Un tout de suite qui durait une heure, deux heures et nouait les nerfs des gars, les épuisait avant d’apprendre que la réparation durerait au moins la journée. Dans ces cas-là, ils finissaient par se retrouver à la cantina, buvaient des quantités énormes d’alcool et de bières glacées. Le patron devait les tirer au-dehors et les coller sous un appentis à l’ombre relative.

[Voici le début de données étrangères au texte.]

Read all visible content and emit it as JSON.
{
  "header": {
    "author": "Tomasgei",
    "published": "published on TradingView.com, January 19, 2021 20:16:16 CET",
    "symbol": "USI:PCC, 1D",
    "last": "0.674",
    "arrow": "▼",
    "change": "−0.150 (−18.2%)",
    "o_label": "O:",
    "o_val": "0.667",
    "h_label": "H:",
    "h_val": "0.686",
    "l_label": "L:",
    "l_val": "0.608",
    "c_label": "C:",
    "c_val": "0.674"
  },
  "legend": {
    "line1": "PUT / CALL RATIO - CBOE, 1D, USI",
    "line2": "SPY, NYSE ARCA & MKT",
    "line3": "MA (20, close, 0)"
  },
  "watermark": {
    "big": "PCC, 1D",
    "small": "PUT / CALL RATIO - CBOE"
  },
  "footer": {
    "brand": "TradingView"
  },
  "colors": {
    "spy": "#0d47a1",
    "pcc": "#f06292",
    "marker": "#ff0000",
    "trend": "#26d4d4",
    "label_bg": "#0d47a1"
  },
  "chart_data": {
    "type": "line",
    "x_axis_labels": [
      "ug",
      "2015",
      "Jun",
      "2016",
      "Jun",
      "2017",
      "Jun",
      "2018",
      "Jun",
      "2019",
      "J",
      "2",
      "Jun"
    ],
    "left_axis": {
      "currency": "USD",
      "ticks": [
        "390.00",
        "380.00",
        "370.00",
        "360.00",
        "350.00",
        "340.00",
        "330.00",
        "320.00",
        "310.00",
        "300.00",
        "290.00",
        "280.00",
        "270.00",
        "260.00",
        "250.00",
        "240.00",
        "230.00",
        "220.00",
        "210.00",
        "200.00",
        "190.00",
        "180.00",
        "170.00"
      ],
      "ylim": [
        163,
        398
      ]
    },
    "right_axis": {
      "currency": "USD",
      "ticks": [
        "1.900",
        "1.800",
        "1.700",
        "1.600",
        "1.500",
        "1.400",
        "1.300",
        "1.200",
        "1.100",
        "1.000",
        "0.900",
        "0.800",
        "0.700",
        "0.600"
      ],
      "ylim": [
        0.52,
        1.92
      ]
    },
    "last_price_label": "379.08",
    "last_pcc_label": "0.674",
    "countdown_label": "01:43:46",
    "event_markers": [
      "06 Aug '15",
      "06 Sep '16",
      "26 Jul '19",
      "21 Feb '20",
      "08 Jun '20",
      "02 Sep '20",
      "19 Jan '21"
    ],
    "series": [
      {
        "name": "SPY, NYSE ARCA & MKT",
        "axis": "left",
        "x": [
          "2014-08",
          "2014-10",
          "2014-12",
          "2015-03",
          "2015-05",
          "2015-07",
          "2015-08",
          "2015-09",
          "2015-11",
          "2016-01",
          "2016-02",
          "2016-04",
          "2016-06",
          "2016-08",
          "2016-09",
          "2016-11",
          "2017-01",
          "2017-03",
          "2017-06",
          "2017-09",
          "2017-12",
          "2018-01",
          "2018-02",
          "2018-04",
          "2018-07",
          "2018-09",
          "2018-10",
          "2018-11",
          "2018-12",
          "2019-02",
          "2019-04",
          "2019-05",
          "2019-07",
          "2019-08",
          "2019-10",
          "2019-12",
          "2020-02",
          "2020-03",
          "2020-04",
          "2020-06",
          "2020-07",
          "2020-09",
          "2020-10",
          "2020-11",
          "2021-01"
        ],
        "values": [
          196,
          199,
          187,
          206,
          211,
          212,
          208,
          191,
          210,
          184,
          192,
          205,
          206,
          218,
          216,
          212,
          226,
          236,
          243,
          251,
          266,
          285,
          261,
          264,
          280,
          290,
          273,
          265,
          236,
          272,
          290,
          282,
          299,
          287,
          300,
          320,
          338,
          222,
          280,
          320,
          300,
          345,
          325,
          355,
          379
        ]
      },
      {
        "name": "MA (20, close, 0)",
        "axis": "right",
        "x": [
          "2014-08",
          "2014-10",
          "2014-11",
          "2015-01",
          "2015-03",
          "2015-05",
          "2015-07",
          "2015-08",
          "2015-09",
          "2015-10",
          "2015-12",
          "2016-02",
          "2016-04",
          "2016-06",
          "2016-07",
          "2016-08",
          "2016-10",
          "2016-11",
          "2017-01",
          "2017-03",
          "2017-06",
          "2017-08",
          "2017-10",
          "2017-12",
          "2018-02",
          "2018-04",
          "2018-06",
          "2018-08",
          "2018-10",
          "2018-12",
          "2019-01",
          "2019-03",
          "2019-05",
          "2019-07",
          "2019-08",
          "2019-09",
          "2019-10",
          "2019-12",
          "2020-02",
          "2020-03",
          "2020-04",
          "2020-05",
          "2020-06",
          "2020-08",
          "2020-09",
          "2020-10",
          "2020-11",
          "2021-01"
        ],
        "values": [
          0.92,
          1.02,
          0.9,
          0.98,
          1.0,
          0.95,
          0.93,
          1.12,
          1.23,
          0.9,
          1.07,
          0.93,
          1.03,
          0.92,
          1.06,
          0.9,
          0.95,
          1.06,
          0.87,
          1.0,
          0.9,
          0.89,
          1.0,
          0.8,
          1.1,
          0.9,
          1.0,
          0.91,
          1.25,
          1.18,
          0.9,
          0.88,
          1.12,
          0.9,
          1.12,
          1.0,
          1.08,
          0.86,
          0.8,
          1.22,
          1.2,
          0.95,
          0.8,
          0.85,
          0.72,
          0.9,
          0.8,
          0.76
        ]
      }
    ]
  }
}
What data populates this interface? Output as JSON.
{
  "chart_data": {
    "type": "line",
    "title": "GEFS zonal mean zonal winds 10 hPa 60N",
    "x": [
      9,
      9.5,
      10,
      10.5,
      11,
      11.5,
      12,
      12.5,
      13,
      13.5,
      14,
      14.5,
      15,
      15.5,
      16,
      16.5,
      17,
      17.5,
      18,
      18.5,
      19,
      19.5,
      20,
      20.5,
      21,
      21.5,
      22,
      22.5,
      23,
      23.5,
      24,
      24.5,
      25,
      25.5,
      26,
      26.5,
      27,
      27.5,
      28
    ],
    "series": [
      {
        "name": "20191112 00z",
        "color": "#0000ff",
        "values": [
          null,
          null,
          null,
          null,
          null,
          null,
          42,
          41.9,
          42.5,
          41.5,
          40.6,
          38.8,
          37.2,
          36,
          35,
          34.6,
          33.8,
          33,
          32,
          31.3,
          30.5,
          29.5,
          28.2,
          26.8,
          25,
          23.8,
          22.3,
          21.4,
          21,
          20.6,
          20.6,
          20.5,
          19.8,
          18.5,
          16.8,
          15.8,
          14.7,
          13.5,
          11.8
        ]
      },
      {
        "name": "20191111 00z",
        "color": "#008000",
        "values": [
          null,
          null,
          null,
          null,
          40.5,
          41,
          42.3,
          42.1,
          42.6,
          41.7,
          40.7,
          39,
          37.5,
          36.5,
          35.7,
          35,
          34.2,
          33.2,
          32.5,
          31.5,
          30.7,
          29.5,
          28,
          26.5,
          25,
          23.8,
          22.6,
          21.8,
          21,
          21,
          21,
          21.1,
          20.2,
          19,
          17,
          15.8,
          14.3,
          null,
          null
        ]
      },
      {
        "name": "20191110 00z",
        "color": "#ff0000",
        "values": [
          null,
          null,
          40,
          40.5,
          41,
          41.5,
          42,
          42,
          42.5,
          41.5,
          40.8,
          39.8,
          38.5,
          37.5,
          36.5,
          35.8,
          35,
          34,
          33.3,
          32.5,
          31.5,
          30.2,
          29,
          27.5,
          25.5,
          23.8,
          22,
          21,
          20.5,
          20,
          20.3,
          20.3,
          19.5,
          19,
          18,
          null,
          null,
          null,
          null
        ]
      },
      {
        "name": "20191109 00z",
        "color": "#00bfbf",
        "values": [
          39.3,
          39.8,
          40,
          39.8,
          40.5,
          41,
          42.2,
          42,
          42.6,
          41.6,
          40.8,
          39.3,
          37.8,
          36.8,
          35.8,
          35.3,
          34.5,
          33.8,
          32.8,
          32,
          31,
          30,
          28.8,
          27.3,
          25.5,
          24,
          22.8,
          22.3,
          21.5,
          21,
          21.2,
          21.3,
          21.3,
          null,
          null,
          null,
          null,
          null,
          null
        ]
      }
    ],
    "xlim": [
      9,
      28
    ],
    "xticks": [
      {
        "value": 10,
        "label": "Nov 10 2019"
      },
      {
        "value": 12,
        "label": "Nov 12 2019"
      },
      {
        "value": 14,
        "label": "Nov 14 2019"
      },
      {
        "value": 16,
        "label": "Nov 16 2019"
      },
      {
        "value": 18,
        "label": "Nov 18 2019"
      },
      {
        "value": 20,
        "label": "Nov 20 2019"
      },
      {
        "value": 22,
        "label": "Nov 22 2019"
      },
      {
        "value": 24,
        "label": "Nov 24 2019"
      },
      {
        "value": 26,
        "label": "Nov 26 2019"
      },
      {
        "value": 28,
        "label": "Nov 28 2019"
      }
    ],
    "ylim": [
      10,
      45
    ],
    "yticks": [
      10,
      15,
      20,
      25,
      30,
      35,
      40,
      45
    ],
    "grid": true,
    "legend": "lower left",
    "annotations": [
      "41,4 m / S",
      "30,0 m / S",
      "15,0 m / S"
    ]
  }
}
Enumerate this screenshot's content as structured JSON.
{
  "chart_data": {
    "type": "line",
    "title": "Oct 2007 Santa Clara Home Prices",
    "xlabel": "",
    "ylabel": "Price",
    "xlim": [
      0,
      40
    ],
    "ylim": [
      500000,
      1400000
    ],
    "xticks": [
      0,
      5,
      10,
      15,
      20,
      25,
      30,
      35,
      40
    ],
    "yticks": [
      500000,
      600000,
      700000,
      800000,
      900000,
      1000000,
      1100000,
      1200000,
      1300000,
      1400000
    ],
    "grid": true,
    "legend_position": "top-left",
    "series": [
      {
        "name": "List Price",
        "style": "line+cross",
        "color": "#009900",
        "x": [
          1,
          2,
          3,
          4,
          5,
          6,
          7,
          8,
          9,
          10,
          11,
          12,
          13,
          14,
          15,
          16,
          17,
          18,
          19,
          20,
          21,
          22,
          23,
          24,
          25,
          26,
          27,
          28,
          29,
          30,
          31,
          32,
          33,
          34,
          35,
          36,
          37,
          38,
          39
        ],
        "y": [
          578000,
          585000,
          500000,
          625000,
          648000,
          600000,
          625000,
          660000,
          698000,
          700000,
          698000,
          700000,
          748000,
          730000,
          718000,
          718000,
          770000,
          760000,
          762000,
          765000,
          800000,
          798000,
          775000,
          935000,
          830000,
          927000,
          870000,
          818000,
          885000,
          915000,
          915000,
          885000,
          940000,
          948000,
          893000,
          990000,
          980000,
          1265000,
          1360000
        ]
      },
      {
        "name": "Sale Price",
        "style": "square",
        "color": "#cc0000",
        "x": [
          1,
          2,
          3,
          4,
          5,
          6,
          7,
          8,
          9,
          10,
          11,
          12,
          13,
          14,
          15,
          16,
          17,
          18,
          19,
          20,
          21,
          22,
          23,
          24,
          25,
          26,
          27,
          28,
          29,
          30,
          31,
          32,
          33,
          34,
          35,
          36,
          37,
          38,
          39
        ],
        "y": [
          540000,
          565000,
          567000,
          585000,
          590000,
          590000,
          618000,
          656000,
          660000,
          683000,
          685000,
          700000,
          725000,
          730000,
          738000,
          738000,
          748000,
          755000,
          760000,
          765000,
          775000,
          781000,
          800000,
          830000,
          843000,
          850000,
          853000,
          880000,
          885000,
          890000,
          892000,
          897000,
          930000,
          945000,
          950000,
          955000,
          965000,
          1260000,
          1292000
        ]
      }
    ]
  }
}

Le vérin tint le coup et il démarra sans attendre que la benne soit totalement retombée. Il fonçait à soixante à l’heure sur la future autoroute, sachant que plus loin sa vitesse tomberait à quarante et même à trente. Les gros-culs se traînaient à dix à l’heure dans la forte pente qui conduisait à la carrière de terre.

Là aussi, il s’agissait d’arriver avant les trop gros, ceux qu’on ne remplissait qu’en trois coups de bulldozer, alors que le G.M.C. débordait en une seule fois. Kovask doublait dans les pires conditions, les chauffeurs ne faisant aucun effort pour lui céder le passage. Il lui arrivait de sentir les bas-côtés s’effondrer sous le poids. Dans ce cas, il accélérait vivement, filait avant qu’un contrôleur de la piste ne relève son numéro. Et toujours cette poussière rougeâtre qui pénétrait partout et dont les poumons se tapissaient sournoisement, qui engorgeait les filtres et même l’essence. Malgré l’étanchéité des bouchons, on arrivait à boucher ses gicleurs.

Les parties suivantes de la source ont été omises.